Unfortunately, "the language of white slavery" didn't cover the exploitation of "black, Asian and indigenous" victims; the actual "white slavers" were also "profoundly racialised." Often women such as Lydia were somewhat idealized, while at the same time there seemed to be far less attention paid to who was responsible. There is also another, more complex matter that muddies the water: often, as in the case of one of Lydia's traffickers, Veronique Caravelli, sometimes women were both sex workers and traffickers, which seems to upset the typical understanding of victim and victimizer -- women who didn't quite fit the accepted mold of victims were most often characterized as criminals. Lydia's story played out at a time of a growing globalization of sex work, the trafficking existing on an international scale that ultimately required police forces around the world not only to be in communication with each other, but also to "establish a central authority in each country" to coordinate both national and international anti-trafficking efforts, which continued to victimize women. Obviously this is just a sort of nutshell description, and there is much, much more that I haven't even touched upon -- the role of the press, the role of social work, and so on, leaving it for the reader to discover.

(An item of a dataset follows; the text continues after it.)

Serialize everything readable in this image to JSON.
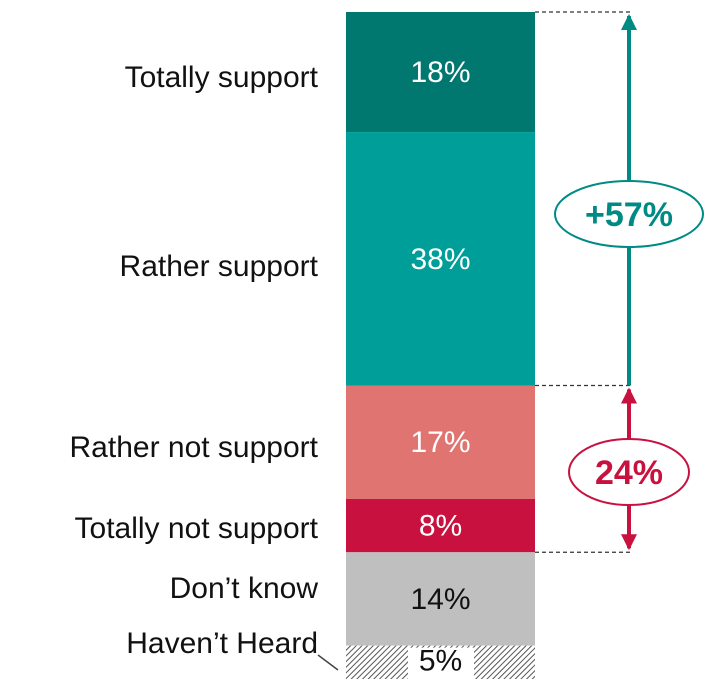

At the outset the author reveals that there are "thousands of missing pieces to this puzzle," either lost, destroyed, or never made part of any historical record. Acknowledging that she had to weave "threads of imagination" into the information she discovered, she also notes that she has "followed careful rules" in doing so -- historical evidence exists for every detail offered in this story. Considering what she didn't have, she's done an excellent job here; not only is this book well researched, but the different perspectives that come to interconnect offer a more in-depth understanding of the individuals who made up part of Lydia's story as well as (quoting the dustjacket blurb) "the forces that shaped the twentieth century." I absolutely love reading history when it's written like it is here, in which an obscure figure from the past is given a voice and a life while all the while a clear picture of the world surrounding her takes shape. It is also amazing how much of this story continues to resonate in our own time, which I picked up on very early in the reading, but it is an idea runs throughout the book.
Very nicely done and very, very highly recommended.